Make water your go-to choice. Small steps can lead you down a healthier path… to more water:
- Carry a refillable water bottle.
- Add a splash of 100% fruit juice or slices of citrus, berries or even cucumbers to boost flavor.
- Try seltzer, club soda or sparkling water if you crave the fizz.
Cut back slowly. If you drink sodas and sweetened teas regularly, mix half sweetened and half unsweetened while you get used to less sugar, and gradually reduce the sweetness. For adults, diet drinks may help replace sugary drinks.
Sip a smoothie. In the mood for something sweet or need an afternoon energy boost? Skip the sugary coffee and soda and try a budget-friendly homemade smoothie. Blend frozen fruits and veggies with water or plain, low-fat yogurt or milk.
Make it at home. You can easily cut the sugar on family favorites like hot chocolate, lemonade, fruit punch, chocolate milk and coffee.
Start with unsweetened beverages.
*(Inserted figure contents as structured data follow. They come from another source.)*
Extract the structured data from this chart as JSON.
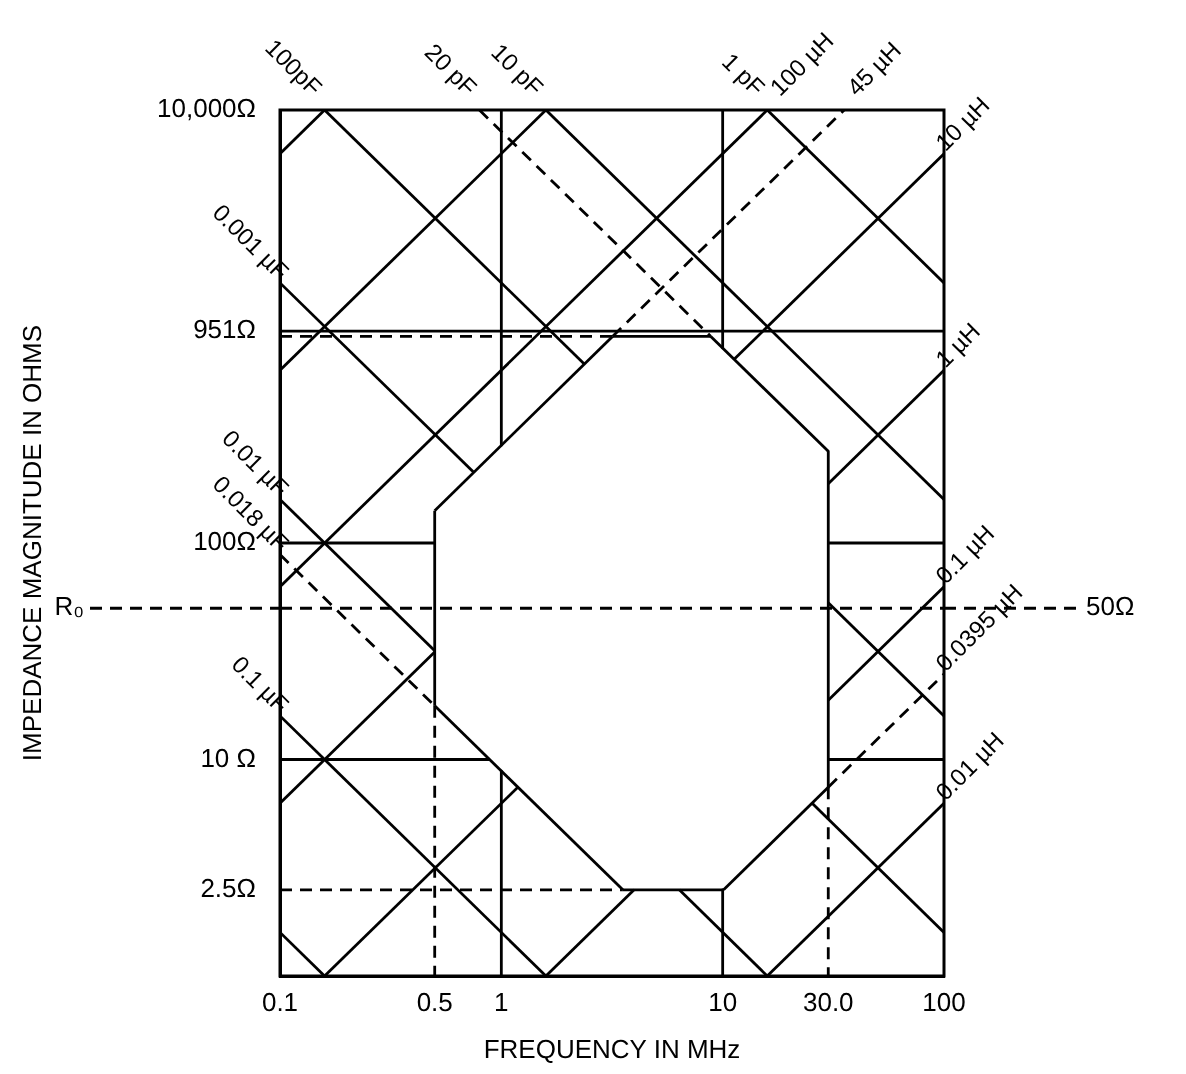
{
  "chart_data": {
    "type": "line",
    "xlabel": "FREQUENCY IN MHz",
    "ylabel": "IMPEDANCE MAGNITUDE IN OHMS",
    "log": "xy",
    "marker": "none",
    "xlim": [
      0.1,
      100
    ],
    "ylim": [
      1,
      10000
    ],
    "xticks": [
      0.1,
      0.5,
      1,
      10,
      {
        "value": 30,
        "label": "30.0"
      },
      100
    ],
    "yticks": [
      {
        "value": 2.5,
        "label": "2.5Ω"
      },
      {
        "value": 10,
        "label": "10 Ω"
      },
      {
        "value": 100,
        "label": "100Ω"
      },
      {
        "value": 951,
        "label": "951Ω"
      },
      {
        "value": 10000,
        "label": "10,000Ω"
      }
    ],
    "ref_lines": [
      {
        "axis": "y",
        "value": 50,
        "label": "R₀",
        "line_style": "dashed",
        "color": "#000000"
      }
    ],
    "annotations": [
      "50Ω"
    ],
    "series": [
      {
        "name": "1 pF",
        "color": "#000000",
        "x": [
          15.9,
          100
        ],
        "values": [
          10000,
          1590
        ]
      },
      {
        "name": "10 pF",
        "color": "#000000",
        "x": [
          1.59,
          100
        ],
        "values": [
          10000,
          159
        ]
      },
      {
        "name": "20 pF",
        "color": "#000000",
        "line_style": "dashed",
        "x": [
          0.796,
          8.84
        ],
        "values": [
          10000,
          900
        ]
      },
      {
        "name": "100pF",
        "color": "#000000",
        "x": [
          0.159,
          2.37
        ],
        "values": [
          10000,
          671
        ]
      },
      {
        "color": "#000000",
        "x": [
          30,
          100
        ],
        "values": [
          53,
          15.9
        ]
      },
      {
        "name": "0.001 µF",
        "color": "#000000",
        "x": [
          0.1,
          0.75
        ],
        "values": [
          1590,
          212
        ]
      },
      {
        "color": "#000000",
        "x": [
          25.3,
          100
        ],
        "values": [
          6.29,
          1.59
        ]
      },
      {
        "name": "0.01 µF",
        "color": "#000000",
        "x": [
          0.1,
          0.5
        ],
        "values": [
          159,
          31.8
        ]
      },
      {
        "color": "#000000",
        "x": [
          6.37,
          15.9
        ],
        "values": [
          2.5,
          1
        ]
      },
      {
        "name": "0.018 µF",
        "color": "#000000",
        "line_style": "dashed",
        "x": [
          0.1,
          0.5
        ],
        "values": [
          88.4,
          17.7
        ]
      },
      {
        "name": "0.1 µF",
        "color": "#000000",
        "x": [
          0.1,
          1.59
        ],
        "values": [
          15.9,
          1
        ]
      },
      {
        "color": "#000000",
        "x": [
          0.1,
          0.159
        ],
        "values": [
          1.59,
          1
        ]
      },
      {
        "color": "#000000",
        "x": [
          0.1,
          0.159
        ],
        "values": [
          6280,
          10000
        ]
      },
      {
        "color": "#000000",
        "x": [
          0.1,
          1.59
        ],
        "values": [
          628,
          10000
        ]
      },
      {
        "name": "100 µH",
        "color": "#000000",
        "x": [
          0.1,
          15.9
        ],
        "values": [
          62.8,
          10000
        ]
      },
      {
        "name": "45 µH",
        "color": "#000000",
        "line_style": "dashed",
        "x": [
          3.18,
          35.4
        ],
        "values": [
          900,
          10000
        ]
      },
      {
        "color": "#000000",
        "x": [
          0.1,
          0.5
        ],
        "values": [
          6.28,
          31.4
        ]
      },
      {
        "name": "10 µH",
        "color": "#000000",
        "x": [
          11.3,
          100
        ],
        "values": [
          707,
          6280
        ]
      },
      {
        "color": "#000000",
        "x": [
          0.159,
          1.19
        ],
        "values": [
          1,
          7.46
        ]
      },
      {
        "name": "1 µH",
        "color": "#000000",
        "x": [
          30,
          100
        ],
        "values": [
          188,
          628
        ]
      },
      {
        "color": "#000000",
        "x": [
          1.59,
          3.98
        ],
        "values": [
          1,
          2.5
        ]
      },
      {
        "name": "0.1 µH",
        "color": "#000000",
        "x": [
          30,
          100
        ],
        "values": [
          18.8,
          62.8
        ]
      },
      {
        "name": "0.0395 µH",
        "color": "#000000",
        "line_style": "dashed",
        "x": [
          30,
          100
        ],
        "values": [
          7.45,
          24.8
        ]
      },
      {
        "name": "0.01 µH",
        "color": "#000000",
        "x": [
          15.9,
          100
        ],
        "values": [
          1,
          6.28
        ]
      },
      {
        "color": "#000000",
        "x": [
          0.5,
          3.18
        ],
        "values": [
          141,
          900
        ]
      },
      {
        "color": "#000000",
        "x": [
          3.18,
          8.84
        ],
        "values": [
          900,
          900
        ]
      },
      {
        "color": "#000000",
        "x": [
          8.84,
          30
        ],
        "values": [
          900,
          265
        ]
      },
      {
        "color": "#000000",
        "x": [
          30,
          30
        ],
        "values": [
          265,
          7.45
        ]
      },
      {
        "color": "#000000",
        "x": [
          10.1,
          30
        ],
        "values": [
          2.5,
          7.45
        ]
      },
      {
        "color": "#000000",
        "x": [
          3.54,
          10.1
        ],
        "values": [
          2.5,
          2.5
        ]
      },
      {
        "color": "#000000",
        "x": [
          0.5,
          3.54
        ],
        "values": [
          17.7,
          2.5
        ]
      },
      {
        "color": "#000000",
        "x": [
          0.5,
          0.5
        ],
        "values": [
          17.7,
          141
        ]
      },
      {
        "color": "#000000",
        "x": [
          0.1,
          100
        ],
        "values": [
          951,
          951
        ]
      },
      {
        "color": "#000000",
        "line_style": "dashed",
        "x": [
          0.1,
          3.18
        ],
        "values": [
          900,
          900
        ]
      },
      {
        "color": "#000000",
        "x": [
          0.1,
          0.5
        ],
        "values": [
          100,
          100
        ]
      },
      {
        "color": "#000000",
        "x": [
          30,
          100
        ],
        "values": [
          100,
          100
        ]
      },
      {
        "color": "#000000",
        "x": [
          0.1,
          0.884
        ],
        "values": [
          10,
          10
        ]
      },
      {
        "color": "#000000",
        "x": [
          30,
          100
        ],
        "values": [
          10,
          10
        ]
      },
      {
        "color": "#000000",
        "line_style": "dashed",
        "x": [
          0.1,
          3.54
        ],
        "values": [
          2.5,
          2.5
        ]
      },
      {
        "color": "#000000",
        "x": [
          1,
          1
        ],
        "values": [
          10000,
          283
        ]
      },
      {
        "color": "#000000",
        "x": [
          1,
          1
        ],
        "values": [
          8.84,
          1
        ]
      },
      {
        "color": "#000000",
        "x": [
          10,
          10
        ],
        "values": [
          10000,
          796
        ]
      },
      {
        "color": "#000000",
        "x": [
          10,
          10
        ],
        "values": [
          2.5,
          1
        ]
      },
      {
        "color": "#000000",
        "line_style": "dashed",
        "x": [
          0.5,
          0.5
        ],
        "values": [
          17.7,
          1
        ]
      },
      {
        "color": "#000000",
        "line_style": "dashed",
        "x": [
          30,
          30
        ],
        "values": [
          7.45,
          1
        ]
      }
    ]
  }
}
Then flavor to taste with fruit, 100% juice, low-fat or fat-free milk, herbs and spices.
Check labels. Watch out for these ingredients, which are all forms of added sugars:
- Concentrated fruit juice
And look at Nutrition Facts labels carefully because one container may be more than one serving — doubling or even tripling the added sugars. Energy drinks, for example, may be advertised as healthy, but they’re usually loaded with calories and added sugars.
How much sugar is too much?
The American Heart Association recommends limiting added sugars to no more than 100 calories or 25 grams (about 6 teaspoons of sugar) per day for most women and kids over 2. For men, it’s 150 calories or 36 grams per day (about 9 teaspoons).
Just one 12-ounce can of regular soda contains 8 teaspoons of sugar and zero nutrition. And some coffeehouse drinks can have double or triple that amount! So it’s worth your while to take a hard look at your beverage choices.
And when it’s time to quench your thirst, sip smarter.